Katrine laughed. "I'm glad you think so. I'll bring you some of my oil to burn for to-night, and then I must be off earning my living."
She went into her own cabin and brought back a can of oil with her, trimmed and cleaned and lit Annie's lamp, and then with a kiss bade her good-bye till next day, and took her way down to the main street. She had only a little dust in her belt, just enough to start playing with, and if luck should go against her she would have to return empty handed; but then she always trusted to luck, and it had never forsaken her. Her mode of life, precarious and uncertain, dangerous and unsatisfactory as it might seem to an onlooker, never troubled her. She was in that state of glorious physical health and strength which lends an unlimited confidence to the mind, a sense of being able to cope with any difficulty which might suddenly present itself, when every present or possible trouble looks small, and when mere life itself, the mere sensation of the blood being warm in one's veins, is a joy. She loved the excitement, even the uncertainty of her life, and she had more friends in the town than she could count, who would be glad to lend her all she needed if her luck failed.

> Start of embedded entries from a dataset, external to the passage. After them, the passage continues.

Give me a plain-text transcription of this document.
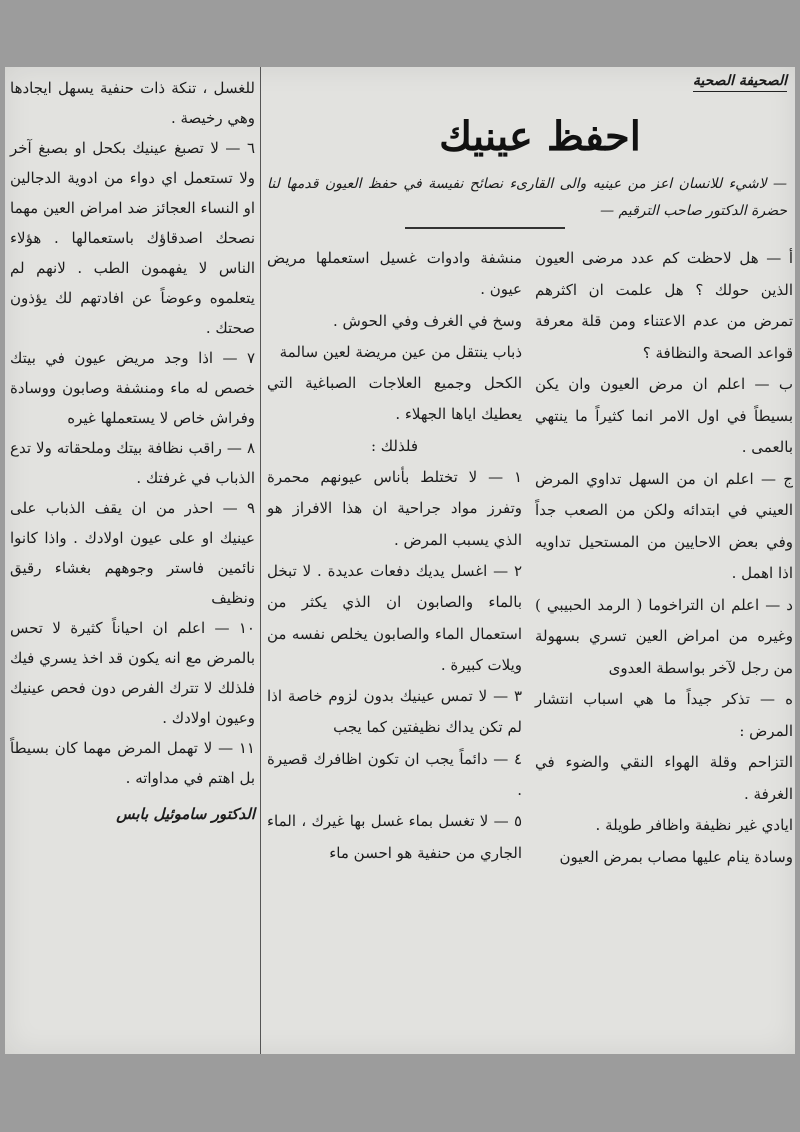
للغسل ، تنكة ذات حنفية يسهل ايجادها وهي رخيصة .

٦ — لا تصبغ عينيك بكحل او بصبغ آخر ولا تستعمل اي دواء من ادوية الدجالين او النساء العجائز ضد امراض العين مهما نصحك اصدقاؤك باستعمالها . هؤلاء الناس لا يفهمون الطب . لانهم لم يتعلموه وعوضاً عن افادتهم لك يؤذون صحتك .

٧ — اذا وجد مريض عيون في بيتك خصص له ماء ومنشفة وصابون ووسادة وفراش خاص لا يستعملها غيره

٨ — راقب نظافة بيتك وملحقاته ولا تدع الذباب في غرفتك .

٩ — احذر من ان يقف الذباب على عينيك او على عيون اولادك . واذا كانوا نائمين فاستر وجوههم بغشاء رقيق ونظيف

١٠ — اعلم ان احياناً كثيرة لا تحس بالمرض مع انه يكون قد اخذ يسري فيك فلذلك لا تترك الفرص دون فحص عينيك وعيون اولادك .

١١ — لا تهمل المرض مهما كان بسيطاً بل اهتم في مداواته .

الدكتور ساموئيل بابس

الصحيفة الصحية
احفظ عينيك
— لاشيء للانسان اعز من عينيه والى القارىء نصائح نفيسة في حفظ العيون قدمها لنا حضرة الدكتور صاحب الترقيم —

منشفة وادوات غسيل استعملها مريض عيون .

وسخ في الغرف وفي الحوش .

ذباب ينتقل من عين مريضة لعين سالمة

الكحل وجميع العلاجات الصباغية التي يعطيك اياها الجهلاء .

فلذلك :

١ — لا تختلط بأناس عيونهم محمرة وتفرز مواد جراحية ان هذا الافراز هو الذي يسبب المرض .

٢ — اغسل يديك دفعات عديدة . لا تبخل بالماء والصابون ان الذي يكثر من استعمال الماء والصابون يخلص نفسه من ويلات كبيرة .

٣ — لا تمس عينيك بدون لزوم خاصة اذا لم تكن يداك نظيفتين كما يجب

٤ — دائماً يجب ان تكون اظافرك قصيرة .

٥ — لا تغسل بماء غسل بها غيرك ، الماء الجاري من حنفية هو احسن ماء

أ — هل لاحظت كم عدد مرضى العيون الذين حولك ؟ هل علمت ان اكثرهم تمرض من عدم الاعتناء ومن قلة معرفة قواعد الصحة والنظافة ؟

ب — اعلم ان مرض العيون وان يكن بسيطاً في اول الامر انما كثيراً ما ينتهي بالعمى .

ج — اعلم ان من السهل تداوي المرض العيني في ابتدائه ولكن من الصعب جداً وفي بعض الاحايين من المستحيل تداويه اذا اهمل .

د — اعلم ان التراخوما ( الرمد الحبيبي ) وغيره من امراض العين تسري بسهولة من رجل لآخر بواسطة العدوى

ه — تذكر جيداً ما هي اسباب انتشار المرض :

التزاحم وقلة الهواء النقي والضوء في الغرفة .

ايادي غير نظيفة واظافر طويلة .

وسادة ينام عليها مصاب بمرض العيون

That night, when Katrine lay fast asleep in her small inner room, her curly head tucked down comfortably under the rugs, she dreamed she heard a knocking on her door. The sound seemed faint at first, but grew louder, and after a minute she woke up, lifted her head, and listened. Yes, there was a tapping on her door, she heard it quite distinctly. She got up immediately, slipped into her fur coat and boots, and taking one of her pistols in her hand, went to the door. That there was danger in answering such a summons at such an hour she knew quite well, but that did not hinder her. She was accustomed to live with her life in her hand, and she felt instinctively confident of being able so to hold it, and meant to keep a tight grip on it. When she opened the door it was to a vivid moonlight, clear and brighter than day; the whole white world was shining under it.
"Annie!" she exclaimed as her eyes fell on the slight, feeble figure muffled in a blanket that stood on her steps. "What is the matter? Come in," and she put the door wide open and stood back for her to pass.
"Oh, Katie," she said, seizing the other's hands when they stood inside the room, "forgive me for waking you, but I want Will. I feel I'm going to die to-night, and I can't without him—I can't," and she burst into a flood of tears broken by short sobbing coughs. She had slipped to her knees and was holding Katrine's hands in a feverish clutch. The blanket had fallen from her head and shoulders, and showed to Katrine that she was still in her day dress; it did not seem as if she had been to bed at all. There was a dark, half-dried stain upon the front of her bodice.